Essa dinâmica onde a emoção e a velocidade dominam o processo inicial, opera em impressionantes 50 milissegundos (sim, mais rápido que um clique!), onde se obtém a primeira impressão sobre algo. Nesse momento, não estamos avaliando argumentos ou benefícios listados; estamos “lendo” uma linguagem que dispensa palavras, ancorada em símbolos e códigos culturais e sociais.

A capacidade de "leitura rápida" vem do nosso cérebro mais antigo e emocional, que nos acompanha desde os tempos das cavernas (quando decidir rápido se um barulho em um arbusto era de um predador ou de um animal dócil era questão de sobrevivência). Essa habilidade ancestral de interpretar sinais instantaneamente continua ativa em nós, influenciando profundamente como percebemos nosso entorno - e as marcas. E acontece a todo momento e em todo lugar.

Essa percepção imediata é decodificada predominantemente no sistema límbico, a central emocional do cérebro. Ele não possui articulação para linguagem, sente mas não explica. E é por isso que nossa razão só aparece depois, como um porta-voz elegante, dando entrevistas sobre decisões as quais não tomou. Como disse o neurocientista Antonio Damasio*, “Não somos máquinas de pensar que sentem, somos máquinas de sentir que pensam”*. 


Marcas além do produto: a construção da conexão autêntica

Se sentir vem antes de escolher, o trabalho de uma marca vai muito além de convencer com argumentos racionais; é preciso conquistar com presença emocional.
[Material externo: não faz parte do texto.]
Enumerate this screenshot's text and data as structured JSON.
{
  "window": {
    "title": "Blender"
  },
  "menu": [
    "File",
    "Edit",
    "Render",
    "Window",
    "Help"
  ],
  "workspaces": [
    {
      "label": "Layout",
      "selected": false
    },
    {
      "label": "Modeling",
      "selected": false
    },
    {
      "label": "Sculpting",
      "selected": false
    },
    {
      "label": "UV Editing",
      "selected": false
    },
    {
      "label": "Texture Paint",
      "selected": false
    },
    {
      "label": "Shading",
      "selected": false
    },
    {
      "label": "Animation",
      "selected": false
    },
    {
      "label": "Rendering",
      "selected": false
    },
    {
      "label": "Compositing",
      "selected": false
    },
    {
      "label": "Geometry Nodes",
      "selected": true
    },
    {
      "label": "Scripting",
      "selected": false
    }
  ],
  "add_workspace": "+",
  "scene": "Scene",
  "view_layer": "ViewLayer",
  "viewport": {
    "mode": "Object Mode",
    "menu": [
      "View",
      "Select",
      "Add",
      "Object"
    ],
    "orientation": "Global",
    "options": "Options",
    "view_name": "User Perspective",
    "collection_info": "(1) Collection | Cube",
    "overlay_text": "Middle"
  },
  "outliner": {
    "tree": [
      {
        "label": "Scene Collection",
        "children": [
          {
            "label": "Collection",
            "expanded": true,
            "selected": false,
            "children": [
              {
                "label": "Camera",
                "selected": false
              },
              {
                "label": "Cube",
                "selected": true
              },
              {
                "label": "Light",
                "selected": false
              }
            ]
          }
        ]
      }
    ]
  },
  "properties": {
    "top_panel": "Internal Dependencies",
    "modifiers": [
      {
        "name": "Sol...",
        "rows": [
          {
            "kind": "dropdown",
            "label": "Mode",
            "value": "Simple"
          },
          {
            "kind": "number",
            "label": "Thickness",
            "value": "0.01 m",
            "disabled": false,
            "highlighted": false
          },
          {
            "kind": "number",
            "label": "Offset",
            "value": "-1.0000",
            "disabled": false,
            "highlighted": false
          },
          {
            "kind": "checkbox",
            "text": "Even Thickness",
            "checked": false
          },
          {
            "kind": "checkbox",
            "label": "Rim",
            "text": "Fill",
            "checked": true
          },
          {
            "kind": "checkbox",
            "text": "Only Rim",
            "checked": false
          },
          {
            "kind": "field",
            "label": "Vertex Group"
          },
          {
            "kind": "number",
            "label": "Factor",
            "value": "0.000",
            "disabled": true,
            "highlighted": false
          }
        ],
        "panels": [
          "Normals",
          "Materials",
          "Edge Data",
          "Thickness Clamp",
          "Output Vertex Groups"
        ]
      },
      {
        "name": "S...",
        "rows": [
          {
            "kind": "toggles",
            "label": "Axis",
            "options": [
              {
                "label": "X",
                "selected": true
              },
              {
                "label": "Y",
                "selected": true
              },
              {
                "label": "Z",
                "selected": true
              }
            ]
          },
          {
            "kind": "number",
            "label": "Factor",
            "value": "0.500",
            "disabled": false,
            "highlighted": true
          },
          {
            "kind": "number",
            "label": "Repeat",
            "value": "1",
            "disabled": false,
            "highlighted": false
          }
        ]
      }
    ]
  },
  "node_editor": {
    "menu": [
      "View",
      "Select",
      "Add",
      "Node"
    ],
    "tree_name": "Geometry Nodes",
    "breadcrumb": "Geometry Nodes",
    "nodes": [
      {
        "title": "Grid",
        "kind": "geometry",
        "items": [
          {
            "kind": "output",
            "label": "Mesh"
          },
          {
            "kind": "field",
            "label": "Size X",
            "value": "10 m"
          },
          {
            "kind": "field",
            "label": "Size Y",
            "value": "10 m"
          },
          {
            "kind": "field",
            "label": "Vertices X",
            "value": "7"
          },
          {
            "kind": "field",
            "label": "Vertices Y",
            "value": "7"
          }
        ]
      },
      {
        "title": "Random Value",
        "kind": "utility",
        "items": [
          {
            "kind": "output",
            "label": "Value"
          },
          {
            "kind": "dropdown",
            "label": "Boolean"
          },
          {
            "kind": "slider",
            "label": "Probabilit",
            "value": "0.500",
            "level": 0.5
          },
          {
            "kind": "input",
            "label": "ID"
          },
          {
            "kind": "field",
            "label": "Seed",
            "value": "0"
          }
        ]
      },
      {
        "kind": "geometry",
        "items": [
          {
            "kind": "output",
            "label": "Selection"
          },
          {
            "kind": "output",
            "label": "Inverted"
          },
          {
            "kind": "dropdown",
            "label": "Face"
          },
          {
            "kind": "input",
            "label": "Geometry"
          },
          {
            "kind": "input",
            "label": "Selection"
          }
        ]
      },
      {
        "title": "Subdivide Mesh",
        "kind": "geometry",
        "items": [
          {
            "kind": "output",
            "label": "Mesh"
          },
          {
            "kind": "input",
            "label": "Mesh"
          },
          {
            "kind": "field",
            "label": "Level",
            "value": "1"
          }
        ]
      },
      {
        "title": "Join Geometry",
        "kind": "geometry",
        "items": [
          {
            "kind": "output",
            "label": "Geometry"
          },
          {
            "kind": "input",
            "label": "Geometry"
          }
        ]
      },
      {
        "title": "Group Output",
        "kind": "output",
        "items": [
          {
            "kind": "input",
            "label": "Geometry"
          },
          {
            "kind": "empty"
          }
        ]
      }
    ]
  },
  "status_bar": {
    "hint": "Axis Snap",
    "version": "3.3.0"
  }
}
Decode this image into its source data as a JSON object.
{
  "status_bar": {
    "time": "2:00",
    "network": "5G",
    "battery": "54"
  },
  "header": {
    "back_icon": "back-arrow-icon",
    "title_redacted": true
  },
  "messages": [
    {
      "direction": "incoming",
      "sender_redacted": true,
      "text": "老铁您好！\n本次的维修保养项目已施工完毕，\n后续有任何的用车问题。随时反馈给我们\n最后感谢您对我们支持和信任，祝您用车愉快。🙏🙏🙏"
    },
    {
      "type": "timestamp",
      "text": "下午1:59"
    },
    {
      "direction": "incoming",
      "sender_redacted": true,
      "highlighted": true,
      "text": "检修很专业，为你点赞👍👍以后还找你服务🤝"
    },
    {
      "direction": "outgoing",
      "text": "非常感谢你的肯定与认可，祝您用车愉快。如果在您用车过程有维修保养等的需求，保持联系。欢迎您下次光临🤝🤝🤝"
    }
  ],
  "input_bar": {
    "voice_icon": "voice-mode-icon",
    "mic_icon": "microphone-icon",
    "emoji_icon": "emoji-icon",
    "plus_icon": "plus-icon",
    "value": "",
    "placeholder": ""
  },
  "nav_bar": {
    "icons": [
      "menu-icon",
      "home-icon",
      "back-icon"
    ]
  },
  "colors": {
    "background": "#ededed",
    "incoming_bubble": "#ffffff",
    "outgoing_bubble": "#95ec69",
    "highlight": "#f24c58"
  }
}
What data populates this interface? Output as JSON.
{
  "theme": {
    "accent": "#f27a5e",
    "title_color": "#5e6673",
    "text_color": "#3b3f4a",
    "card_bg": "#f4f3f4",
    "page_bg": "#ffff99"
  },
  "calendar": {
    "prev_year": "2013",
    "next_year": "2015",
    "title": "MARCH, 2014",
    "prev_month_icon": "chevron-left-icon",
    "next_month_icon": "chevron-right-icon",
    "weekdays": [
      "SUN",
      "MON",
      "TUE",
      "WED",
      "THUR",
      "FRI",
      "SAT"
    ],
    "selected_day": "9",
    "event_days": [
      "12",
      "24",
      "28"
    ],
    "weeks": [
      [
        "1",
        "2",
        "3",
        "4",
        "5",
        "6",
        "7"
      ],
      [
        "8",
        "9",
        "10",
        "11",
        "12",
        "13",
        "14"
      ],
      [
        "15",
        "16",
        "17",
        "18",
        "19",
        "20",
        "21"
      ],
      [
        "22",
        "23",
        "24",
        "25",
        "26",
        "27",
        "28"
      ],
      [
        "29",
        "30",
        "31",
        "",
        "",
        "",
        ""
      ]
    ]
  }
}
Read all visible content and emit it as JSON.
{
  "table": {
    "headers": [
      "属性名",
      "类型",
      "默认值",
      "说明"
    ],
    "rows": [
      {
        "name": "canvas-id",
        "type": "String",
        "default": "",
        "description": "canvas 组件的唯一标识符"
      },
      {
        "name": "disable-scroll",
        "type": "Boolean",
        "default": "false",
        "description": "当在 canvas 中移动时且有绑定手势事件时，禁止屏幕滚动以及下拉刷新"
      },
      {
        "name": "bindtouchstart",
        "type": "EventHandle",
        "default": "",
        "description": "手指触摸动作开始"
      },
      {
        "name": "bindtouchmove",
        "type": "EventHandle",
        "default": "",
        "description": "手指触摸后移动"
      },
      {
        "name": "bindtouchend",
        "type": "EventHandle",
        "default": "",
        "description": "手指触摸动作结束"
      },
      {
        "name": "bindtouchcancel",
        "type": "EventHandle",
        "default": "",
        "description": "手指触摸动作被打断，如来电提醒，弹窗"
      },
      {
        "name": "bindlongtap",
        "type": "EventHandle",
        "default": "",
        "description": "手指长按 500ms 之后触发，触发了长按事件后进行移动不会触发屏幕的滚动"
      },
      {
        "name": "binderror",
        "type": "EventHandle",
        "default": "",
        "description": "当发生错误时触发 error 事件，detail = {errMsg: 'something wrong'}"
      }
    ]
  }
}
A marca que deseja ser lembrada precisa, antes de tudo, ser sentida.

Isso nos leva a outra conclusão - também comprovada pela  neurociência: o cérebro não é neutro diante de estímulos. Intencionalmente ou não, sua marca sempre emite sinais e o cérebro do consumidor sempre (!) interpreta.

Cores, formas, palavras, cheiros, texturas e sons ativam, a todo instante, memórias e associações. Essa base sensorial-emocional molda percepções, influencia julgamentos e aciona gatilhos que podem levar à compra ou à recusa.

Por isso, marcas fortes não se limitam a informar o que 'têm' (seus atributos funcionais); elas precisam ir além, construindo uma conexão que faz o consumidor sentir, ativando memórias, despertando sensações e contando histórias. E o que as torna verdadeiramente poderosas para o público é, acima de tudo, a manifestação daquilo que a marca genuinamente é e representa, fazendo isso em cada ponto de contato - do tom de voz ao design de embalagem.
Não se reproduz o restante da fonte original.